As with the vision, you don't have to get everyone on the shop floor involved in setting the values. Your values and principles have contributed heavily to your success, so make them explicit to the organization and give people boundaries work within. At the same time, make sure you walk the talk. Never lose sight of your actions impact your people and your organization.
Effective leaders live and breathe the values on a regular basis. However, three situations demand your special attention:
- At hiring time. People walk into your organization with their own embedded "behavioral software." In order to ensure a good fit, test all job applicants for the values and behavior you want in your company. Learn how to interview for those values, keeping in mind that the best predictor of future behavior is past behavior. No matter how talented or experienced, never hire people who don't share your values.
- When you see them happening. It's much easier to witness a value than to read about it in a memo. When people demonstrate the right values, draw attention to it. Make those values highly visible so others can see, understand and live the ones you want.
- When you don't see them happening. When someone behaves counter to your espoused values, don't let it slide. Draw people's attention to the lapse in values, but do it in a developmental rather than a punitive way.
Keep your values few in number and high in impact. Remember that you're trying to guide behavior, not legislate the perfect human being.
Call to Action
As a CEO facilitator, I have an explicit agreement with my clients. If I see them working on non-CEO stuff, I have permission to call them on it. In our next one-to-one, we discuss an action plan for delegating that particular task or activity to someone more appropriate in the organization.
Sometimes the plan was as simple as having a short meeting with a direct report to delegate the task.
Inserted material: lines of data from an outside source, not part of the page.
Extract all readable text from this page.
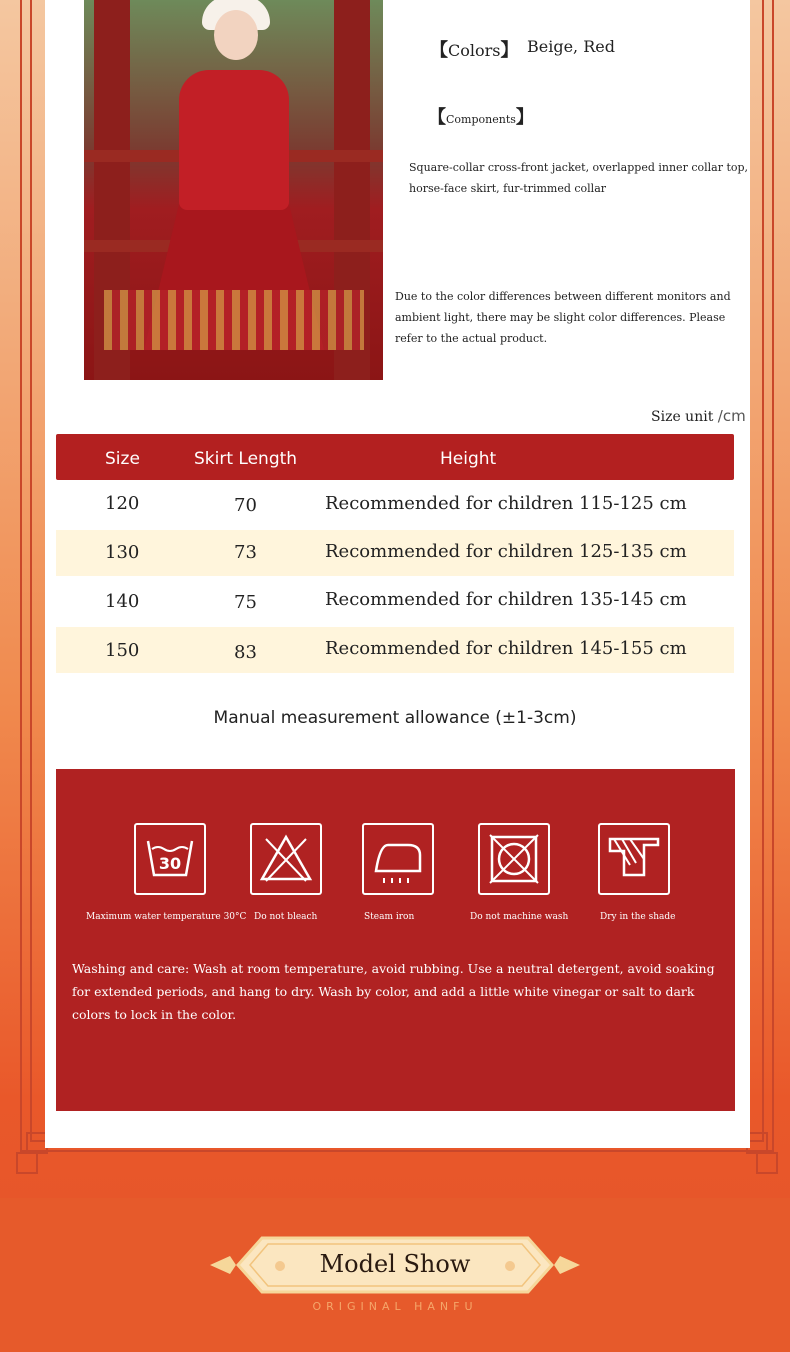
【Colors】 Beige, Red
【Components】
Square-collar cross-front jacket, overlapped inner collar top, horse-face skirt, fur-trimmed collar
Due to the color differences between different monitors and ambient light, there may be slight color differences. Please refer to the actual product.
Size unit /cm
Size	Skirt Length	Height
120	70	Recommended for children 115-125 cm
130	73	Recommended for children 125-135 cm
140	75	Recommended for children 135-145 cm
150	83	Recommended for children 145-155 cm
Manual measurement allowance (±1-3cm)
30
Maximum water temperature 30°C Do not bleach	Steam iron	Do not machine wash	Dry in the shade
Washing and care: Wash at room temperature, avoid rubbing. Use a neutral detergent, avoid soaking for extended periods, and hang to dry. Wash by color, and add a little white vinegar or salt to dark colors to lock in the color.
Model Show
ORIGINAL HANFU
Other times the plan called for a three- or six-month developmental process to prepare a key executive to assume responsibility for a certain area. Either way, the idea is to continually identify and clean your plate of the non-strategic activities that prevent you from functioning as a true leader.
My call to action is this - if you don't already have one in place, make a similar pact with your facilitator or mentor. Give him or her permission to call you out when it becomes clear that you're engaging in non-CEO activities. Then, in the next one-to-one, set aside some time to discuss the issue and create a plan for getting back on track with what you need to be doing.
As the CEO/business owner, the demands on your time and attention are relentless. When people come to you with a request or for the solution to a problem, it's too easy to say "yes" and add one more item to your plate. Before you know it, your plate is full of non-CEO activities and nobody is left to do the CEO stuff.
So give your mentor a mandate for holding you accountable. Your job is to lead your company, and the best way to do that is by developing your people so they can manage it for you. By zeroing in on these four areas, you can become the focused, effective leader your people and your organization need you to be.